Più
scaramantico dei napoletani, a tre partite dalla fine del
campionato, Aurelio De Laurentiis se ne guarda bene dal parlare di
serie A. Ma ci pensa notte e giorno. Sa che un salto di categoria
potrebbe significare una svolta straordinaria in termini economici
per il club che presiede. Verrebbe raddoppiato il valore di
produzione: «Settanta milioni di euro? Ma il mio obiettivo va ben
oltre» , dice. Poi, rivela dietro input del figlio Luigi che sta
curando il sito internet : «Abbiamo lanciato per prova l’e-commerce.
Ebbene in sette giorni sono state vendute 1.100 magliette
ufficiali obbligandoci ad esporre il sold-out, in attesa del nuovo
catalogo. Gli iscritti viaggiano verso i 40mlila ed i contatti si
mantengono sui 20mila al giorno» .
Dica la verità, ha provato delusione per il pari con il Modena?
«Abbastanza. Sabato ero a bordo della Costa Serena appena varata.
Sono rimasto impietrito al rigore mancato da Calaiò. Ed ho
ragionato con l’irrazionalità del tifoso: perché non l’ha tirato
Sosa? O Domizzi? Mi sono detto. Ma poi è giusto che l’abbia
calciato Emanuele. E’ lui lo specialista. Era stato sempre
puntuale. Calaiò resta un mio figlioccio, così come lo sono tutti
e ventiquattro i ragazzi. Si rifarà, vedrete. In serata, poi, il
cuoco napoletano della nave mi ha voluto consolare con uno
splendido ragù».
Cosa si aspetta adesso? Davvero Verona diventa il crocevia del
campionato?
«Non solo Verona. Anche la partita in casa con il Lecce. Adesso
basta, bisogna fare sei punti. Occorre vincere queste due gare e
poi a Genova andiamo a giocarcela. Sono sicuro che i ragazzi
offriranno un’altra prova di orgoglio, come successe a Brescia. Io
non potrò esserci per ragioni di lavoro. Ho sei film in
lavorazione. Ma la guarderò in tv».
Non l’ammetterà mai ma sta sognando la promozione diretta in A,
non è così?
«A me non piace illudere i tifosi. Avevo parlato di promozione in
due anni per evitare delusioni nell’ambiente. Ma voi pensate che
davvero non voglia fare subito il salto di categoria? Hanno tirato
in ballo tante storie, compresa quella che avrei dovuto pagare
ancora la curatela fallimentare, invece, lì è tutto a posto manca
solo la seconda rata legata alla serie B che è in scadenza. E poi:
se non ci fosse stata la Juventus, non saremmo stati già in A noi
e il Genoa? Abbiamo fatto le cose perbene. Poi possono parlare di
Reja e non Reja, De Zerbi e non De Zerbi, Bucchi e non Bucchi. Mi
sono proprio stufato di questi ipercritici. Non va mai bene nulla.

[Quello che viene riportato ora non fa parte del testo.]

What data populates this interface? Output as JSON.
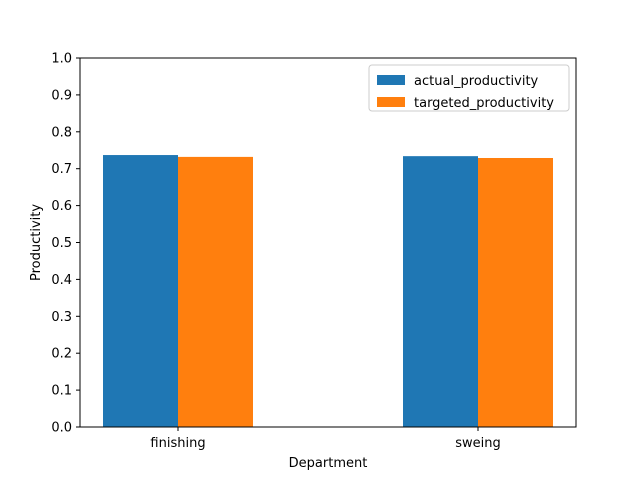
{
  "chart_data": {
    "type": "bar",
    "title": "",
    "xlabel": "Department",
    "ylabel": "Productivity",
    "categories": [
      "finishing",
      "sweing"
    ],
    "series": [
      {
        "name": "actual_productivity",
        "values": [
          0.737,
          0.734
        ],
        "color": "#1f77b4"
      },
      {
        "name": "targeted_productivity",
        "values": [
          0.732,
          0.729
        ],
        "color": "#ff7f0e"
      }
    ],
    "ylim": [
      0,
      1.0
    ],
    "yticks": [
      "0.0",
      "0.1",
      "0.2",
      "0.3",
      "0.4",
      "0.5",
      "0.6",
      "0.7",
      "0.8",
      "0.9",
      "1.0"
    ],
    "grid": false,
    "legend_position": "top-right"
  }
}
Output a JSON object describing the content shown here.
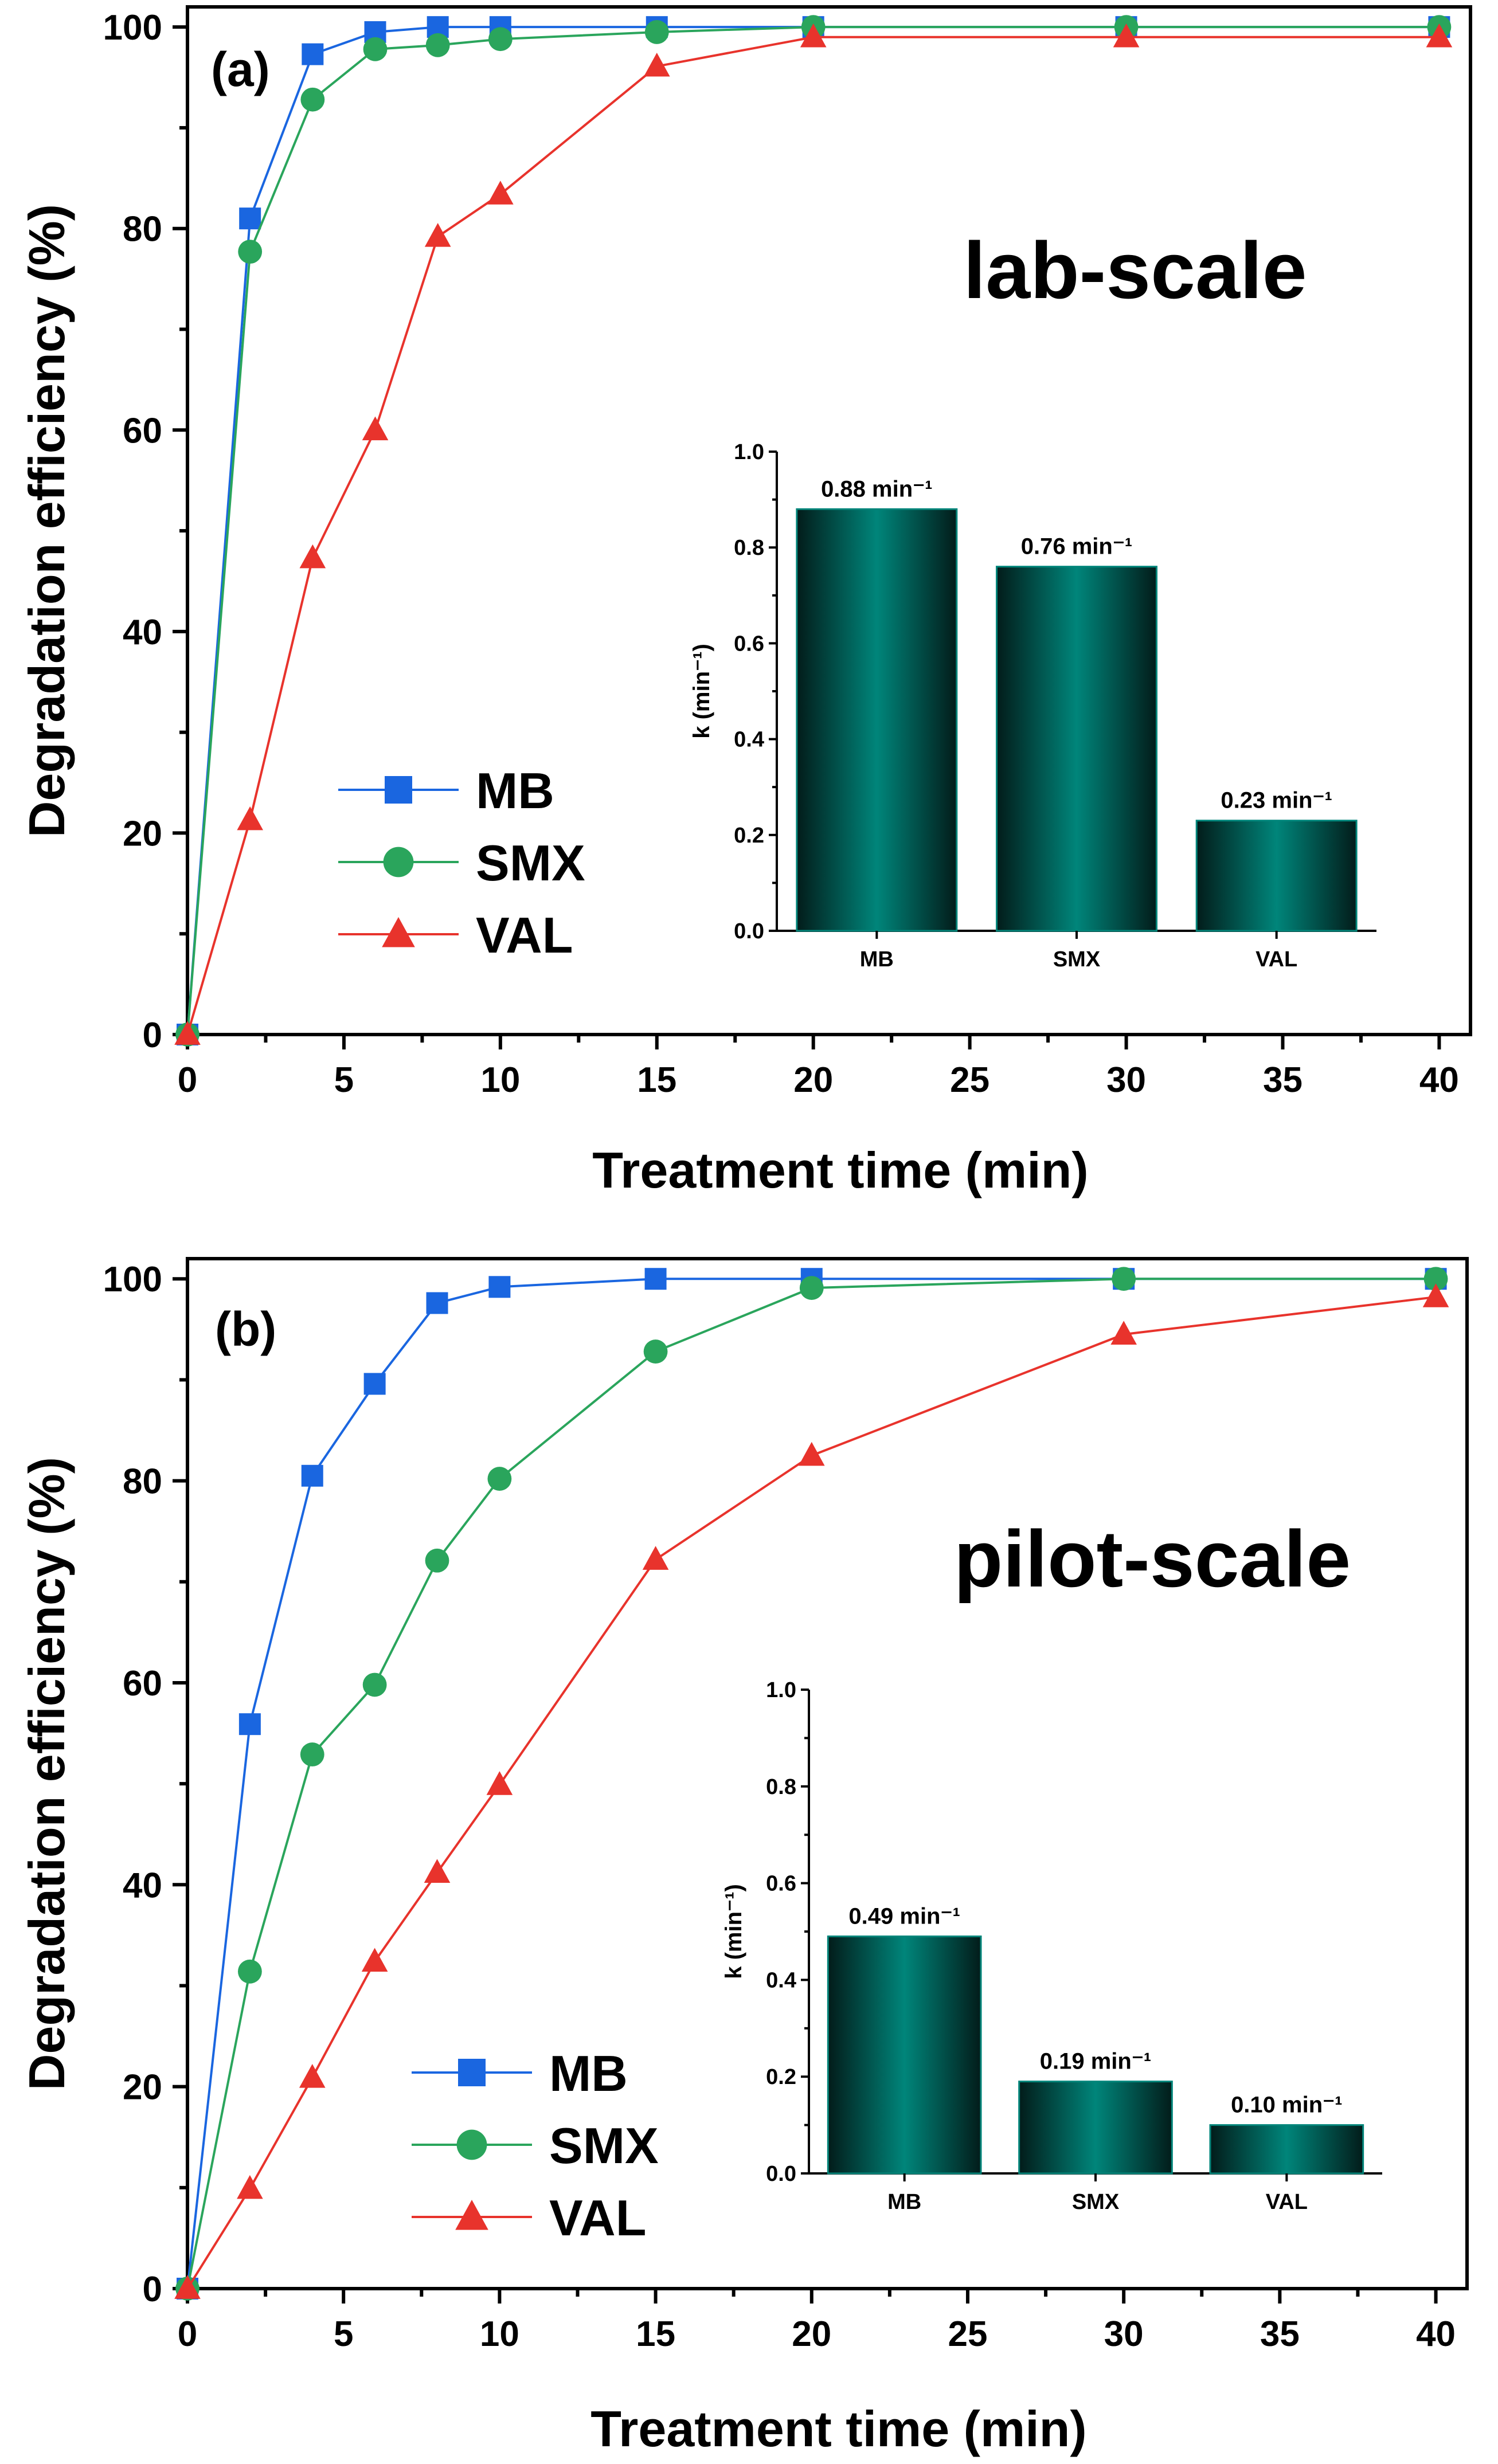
{
  "chart_data": [
    {
      "panel": "(a)",
      "type": "line",
      "annotation": "lab-scale",
      "xlabel": "Treatment time (min)",
      "ylabel": "Degradation efficiency (%)",
      "x": [
        0,
        2,
        4,
        6,
        8,
        10,
        15,
        20,
        30,
        40
      ],
      "xticks": [
        "0",
        "5",
        "10",
        "15",
        "20",
        "25",
        "30",
        "35",
        "40"
      ],
      "xtick_values": [
        0,
        5,
        10,
        15,
        20,
        25,
        30,
        35,
        40
      ],
      "yticks": [
        "0",
        "20",
        "40",
        "60",
        "80",
        "100"
      ],
      "ytick_values": [
        0,
        20,
        40,
        60,
        80,
        100
      ],
      "xlim": [
        0,
        41
      ],
      "ylim": [
        0,
        102
      ],
      "legend_position": "lower-left",
      "series": [
        {
          "name": "MB",
          "marker": "square",
          "color": "#1a66e0",
          "values": [
            0,
            81.0,
            97.3,
            99.5,
            100,
            100,
            100,
            100,
            100,
            100
          ]
        },
        {
          "name": "SMX",
          "marker": "circle",
          "color": "#2aa55c",
          "values": [
            0,
            77.7,
            92.8,
            97.8,
            98.2,
            98.8,
            99.5,
            100,
            100,
            100
          ]
        },
        {
          "name": "VAL",
          "marker": "triangle",
          "color": "#e8332c",
          "values": [
            0,
            21.3,
            47.3,
            60.0,
            79.2,
            83.4,
            96.1,
            99.0,
            99.0,
            99.0
          ]
        }
      ],
      "inset": {
        "type": "bar",
        "ylabel": "k (min⁻¹)",
        "categories": [
          "MB",
          "SMX",
          "VAL"
        ],
        "values": [
          0.88,
          0.76,
          0.23
        ],
        "bar_labels": [
          "0.88 min⁻¹",
          "0.76 min⁻¹",
          "0.23 min⁻¹"
        ],
        "yticks": [
          "0.0",
          "0.2",
          "0.4",
          "0.6",
          "0.8",
          "1.0"
        ],
        "ytick_values": [
          0,
          0.2,
          0.4,
          0.6,
          0.8,
          1.0
        ],
        "ylim": [
          0,
          1.0
        ],
        "bar_color": "#00857a"
      }
    },
    {
      "panel": "(b)",
      "type": "line",
      "annotation": "pilot-scale",
      "xlabel": "Treatment time (min)",
      "ylabel": "Degradation efficiency (%)",
      "x": [
        0,
        2,
        4,
        6,
        8,
        10,
        15,
        20,
        30,
        40
      ],
      "xticks": [
        "0",
        "5",
        "10",
        "15",
        "20",
        "25",
        "30",
        "35",
        "40"
      ],
      "xtick_values": [
        0,
        5,
        10,
        15,
        20,
        25,
        30,
        35,
        40
      ],
      "yticks": [
        "0",
        "20",
        "40",
        "60",
        "80",
        "100"
      ],
      "ytick_values": [
        0,
        20,
        40,
        60,
        80,
        100
      ],
      "xlim": [
        0,
        41
      ],
      "ylim": [
        0,
        102
      ],
      "legend_position": "lower-left",
      "series": [
        {
          "name": "MB",
          "marker": "square",
          "color": "#1a66e0",
          "values": [
            0,
            55.9,
            80.5,
            89.6,
            97.6,
            99.2,
            100,
            100,
            100,
            100
          ]
        },
        {
          "name": "SMX",
          "marker": "circle",
          "color": "#2aa55c",
          "values": [
            0,
            31.4,
            52.9,
            59.8,
            72.1,
            80.2,
            92.8,
            99.1,
            100,
            100
          ]
        },
        {
          "name": "VAL",
          "marker": "triangle",
          "color": "#e8332c",
          "values": [
            0,
            9.9,
            20.9,
            32.4,
            41.2,
            49.9,
            72.2,
            82.5,
            94.5,
            98.2
          ]
        }
      ],
      "inset": {
        "type": "bar",
        "ylabel": "k (min⁻¹)",
        "categories": [
          "MB",
          "SMX",
          "VAL"
        ],
        "values": [
          0.49,
          0.19,
          0.1
        ],
        "bar_labels": [
          "0.49 min⁻¹",
          "0.19 min⁻¹",
          "0.10 min⁻¹"
        ],
        "yticks": [
          "0.0",
          "0.2",
          "0.4",
          "0.6",
          "0.8",
          "1.0"
        ],
        "ytick_values": [
          0,
          0.2,
          0.4,
          0.6,
          0.8,
          1.0
        ],
        "ylim": [
          0,
          1.0
        ],
        "bar_color": "#00857a"
      }
    }
  ]
}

E pensare che solo tre anni fa, neanche le magliette avevamo».
Lunedì sera, Napoli ospiterà dopo 13 anni la partita del cuore
per devolvere il ricavato in beneficenza. Ci saranno Fabio
Cannavaro, Ferrara ed altri campioni contro la nazionale cantanti.
E De Laurentiis?
«Sarò al San Paolo al fianco di Marino, ci mancherebbe. Napoli è
la città simbolo della generosità e risponderà alla grande anche
stavolta. Sembra distratta ma sa essere protagonista nei momenti
giusti. Volevano che giocassi anche io, in compenso gioca mio
figlio Edoardo. Mi piacerebbe però dare il calcio d’avvio alla
partita perché significherebbe la partecipazione totale della
città e della squadra di calcio che la rappresenta. E poi quando
si parla d’amore mi troverete sempre disponibile, vi ho girato
anche un film. In un momento così difficile della vita, l’amore è
il toccasana per tenere tutti uniti».